Projection screen technology has been around for a long time. So long that it is easy to neglect projection in favor of the “new kid on the block” (relatively speaking at around 50 years old), flat panel displays.

And while flat panels have advanced by leaps and bounds over the past few years, so have projection screens. Modern screen technology can be used successfully in more places than ever before. That includes places where flat panels still are not a good option.

Here are 5 problems that can be solved thanks to modern projection screen technology:

The disappearing image.
We’ve all been there. You can’t see the image on the screen because it is washed out. Ambient light from the room or windows is competing with the projected light, making it seem like it is disappearing in front of your eyes.

Ambient light rejection (ALR) screen technology addresses this by reflecting ambient light away from your eyes while simultaneously keeping the projected light focused back to you.

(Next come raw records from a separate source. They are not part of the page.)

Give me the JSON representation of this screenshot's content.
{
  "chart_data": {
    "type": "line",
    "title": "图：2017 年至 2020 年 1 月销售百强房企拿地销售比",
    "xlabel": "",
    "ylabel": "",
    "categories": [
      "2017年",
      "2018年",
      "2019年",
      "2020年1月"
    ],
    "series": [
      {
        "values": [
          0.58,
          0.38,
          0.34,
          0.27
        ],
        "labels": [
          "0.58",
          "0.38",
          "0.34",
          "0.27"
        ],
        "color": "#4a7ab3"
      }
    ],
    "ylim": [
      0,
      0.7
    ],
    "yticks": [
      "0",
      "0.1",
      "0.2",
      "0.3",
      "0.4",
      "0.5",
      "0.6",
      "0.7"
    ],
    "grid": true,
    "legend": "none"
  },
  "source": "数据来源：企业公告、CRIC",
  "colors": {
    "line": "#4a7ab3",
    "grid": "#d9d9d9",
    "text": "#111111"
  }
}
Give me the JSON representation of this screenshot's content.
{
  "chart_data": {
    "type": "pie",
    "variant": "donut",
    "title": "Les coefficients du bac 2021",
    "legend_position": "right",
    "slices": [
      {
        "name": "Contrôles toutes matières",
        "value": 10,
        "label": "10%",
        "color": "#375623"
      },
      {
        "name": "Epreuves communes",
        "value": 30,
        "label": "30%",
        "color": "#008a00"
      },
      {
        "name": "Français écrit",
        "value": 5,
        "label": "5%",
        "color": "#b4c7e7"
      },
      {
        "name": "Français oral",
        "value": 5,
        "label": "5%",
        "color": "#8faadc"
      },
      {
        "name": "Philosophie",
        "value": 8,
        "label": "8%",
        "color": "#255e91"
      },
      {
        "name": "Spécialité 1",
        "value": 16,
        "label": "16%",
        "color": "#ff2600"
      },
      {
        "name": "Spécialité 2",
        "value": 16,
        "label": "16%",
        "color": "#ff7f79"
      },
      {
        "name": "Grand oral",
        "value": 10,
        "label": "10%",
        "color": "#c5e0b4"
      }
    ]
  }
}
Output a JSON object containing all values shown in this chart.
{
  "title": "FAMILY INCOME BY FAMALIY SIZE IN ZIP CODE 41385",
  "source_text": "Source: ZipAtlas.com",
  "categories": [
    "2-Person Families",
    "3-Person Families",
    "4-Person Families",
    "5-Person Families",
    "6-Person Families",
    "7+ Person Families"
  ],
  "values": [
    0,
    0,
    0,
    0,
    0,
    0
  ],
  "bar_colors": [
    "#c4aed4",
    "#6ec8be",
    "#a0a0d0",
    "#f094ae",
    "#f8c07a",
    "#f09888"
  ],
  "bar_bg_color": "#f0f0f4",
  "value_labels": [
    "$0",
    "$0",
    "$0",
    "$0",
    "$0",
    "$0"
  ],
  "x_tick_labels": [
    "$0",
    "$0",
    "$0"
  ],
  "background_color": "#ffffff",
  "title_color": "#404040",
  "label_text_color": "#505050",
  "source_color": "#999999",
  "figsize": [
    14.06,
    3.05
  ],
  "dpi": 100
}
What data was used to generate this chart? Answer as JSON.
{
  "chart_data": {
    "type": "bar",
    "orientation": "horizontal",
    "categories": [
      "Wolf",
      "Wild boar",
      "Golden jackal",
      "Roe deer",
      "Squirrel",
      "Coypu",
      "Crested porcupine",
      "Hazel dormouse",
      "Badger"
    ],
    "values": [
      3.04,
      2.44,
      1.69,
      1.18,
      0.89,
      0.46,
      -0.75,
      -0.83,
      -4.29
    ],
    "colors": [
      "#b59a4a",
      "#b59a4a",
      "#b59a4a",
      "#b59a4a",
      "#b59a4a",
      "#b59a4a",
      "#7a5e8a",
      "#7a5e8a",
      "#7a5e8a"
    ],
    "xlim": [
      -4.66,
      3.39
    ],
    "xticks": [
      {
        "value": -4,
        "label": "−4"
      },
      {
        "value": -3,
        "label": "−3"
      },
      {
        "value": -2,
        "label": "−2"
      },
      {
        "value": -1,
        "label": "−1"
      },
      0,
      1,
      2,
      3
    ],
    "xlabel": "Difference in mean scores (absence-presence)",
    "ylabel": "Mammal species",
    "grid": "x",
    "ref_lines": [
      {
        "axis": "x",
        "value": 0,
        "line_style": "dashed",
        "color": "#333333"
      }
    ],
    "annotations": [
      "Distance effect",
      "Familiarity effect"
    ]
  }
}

Draper® offers several ALR projection solutions in our TecVision® premium range of surfaces. Each has its own set of characteristics to meet the needs of different viewing environments.

The high ceiling.
Have you ever had to “crane” your neck so you can see an image high overhead? The issue is caused by a high ceiling. People typically addressed this by adding extra fabric above the projection screen’s viewing surface. This creates a visual barrier and can cause flatness challenges. Another approach is to hang flat panels on long pole-type mounts.

The Ropewalker by Draper gets around this issue by lowering the entire screen—case and all—down from the ceiling. Then the projection surface is lowered. The screen case is supported in unobtrusive but strong cables. No visual barrier and no flatness issues!

Its’s also the only way to place an image in front of a glass wall which you cannot do with a permanently attached flat panel or video wall!

The low output projector.
Sometimes a projected image is too dim simply because the projector isn’t powerful enough. Draper solves this problem with higher gain viewing surfaces. A typical white screen has a gain of 1.0. Draper offers brighter alternative gains up to 1.8. Increasing screen gain can cause color issues (more on that later) but Draper uses exclusive proprietary formulations to retain color accuracy as well as good off axis performance.

University of Texas Arlington, Dallas, Texas. Onyx projection screen.
Dealer: Summit Integration Systems, Addison, Texas. Photographer: Scott Williams, Visual Impressions Inc. Dallas, Texas.

The postage stamp.
Nothing makes it harder to follow a presentation or learn than having an image at the front of the room that is too small for the space. Flat panel displays, especially direct view LED, have made big strides in this area. Still, when it comes to large images projection screens have the advantage when it comes to size and cost restrictions.

With Optically Seamless Technology, TecVision® surfaces are available in sizes as large as 67 feet wide, depending on the screen model. Screens larger than 12′ high may be fused with the Optically Seamless process. Draper warrants that the fusion will not be seen, with or without projection, from distances of five feet or more.

The off-color blues.
As mentioned earlier, screen manufacturers can increase the gain of projection screens so that more light is reflected to the viewer. One way to do this is to add blue to the screen formulation. The blue makes the light appear brighter to the human eye. This has a downside, however: doing this means the screen isn’t accurately reflecting color.

But others’ downside is our bright side. Every TecVision surface is certified by the Imaging Science Federation (ISF) to be accurately reflecting color.